What struck me as strange is that she had waited until nearly four fifths of the film had passed before storming out; I thought that the giant rock monsters whom Noah befriended in the early scenes had already established that the movie was going to be straight-up blasphemy by conservative standards. Which is also strange because the film explicitly presents a creationist interpretation of the story for the most part; the world is literally different before the Deluge in that stars are visible in the daytime sky, there are no natural carnivores, and the attention to the details of the many apologists who have rationalized the pragmatic problems Noah would have faced has clearly been paid in full. This makes the deviations more glaring and puzzling; they get every detail right in the strange coda where Noah passes out drunk and naked but ignore essential facts of the story to create artificial tension and fulfill the demands of formula. The grafting of the story of the terrible test that Abraham faced onto Noah’s tale does work in terms of communicating the essential truth of the myth even as it is the largest deviation of all from the Genesis account. In this, there’s no surprise to me that this was what most likely sent the woman shrieking from the theater.

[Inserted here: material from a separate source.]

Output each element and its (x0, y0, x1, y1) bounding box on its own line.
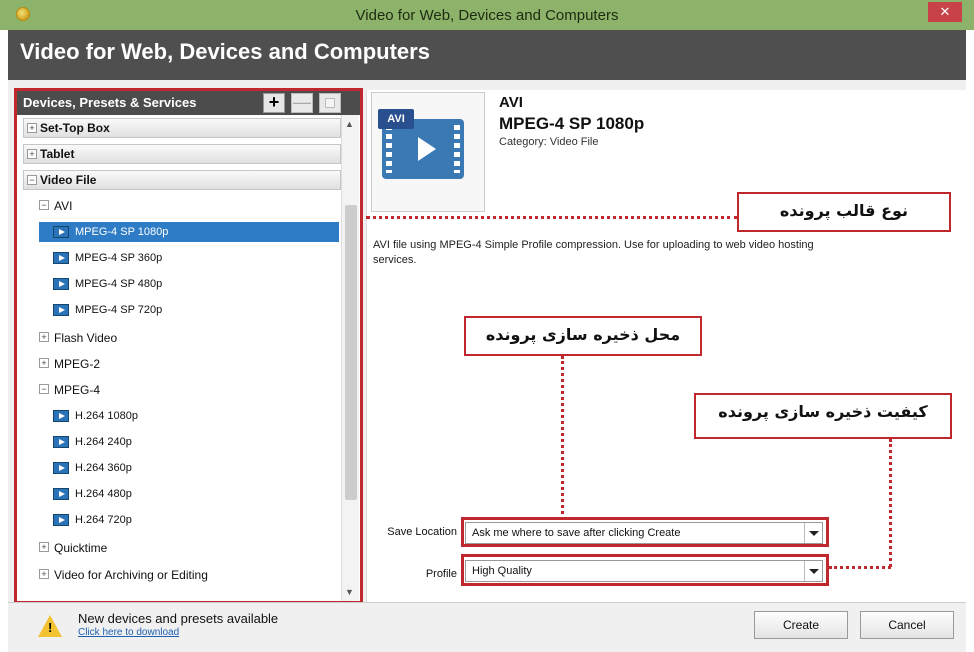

I was not offended and enjoyed the film for all of its goofy grandeur; I appreciated that it was trying to embrace the Noah myth head on and this is probably what is going to confound many who see it. On the one hand, a Young Earth Creationist should be pleased to see their vision of a literal reading of Genesis brought to the screen with state of the art special effects and a big name cast. On the other hand, a Young Earth Creationist seeing their vision brought to life should be embarrassed to realize their theology is less sophisticated than a game of Dungeons and Dragons. It is an elegant demonstration that a literal reading of an ancient sacred text is bound to produce a confusing muddle of nonsense.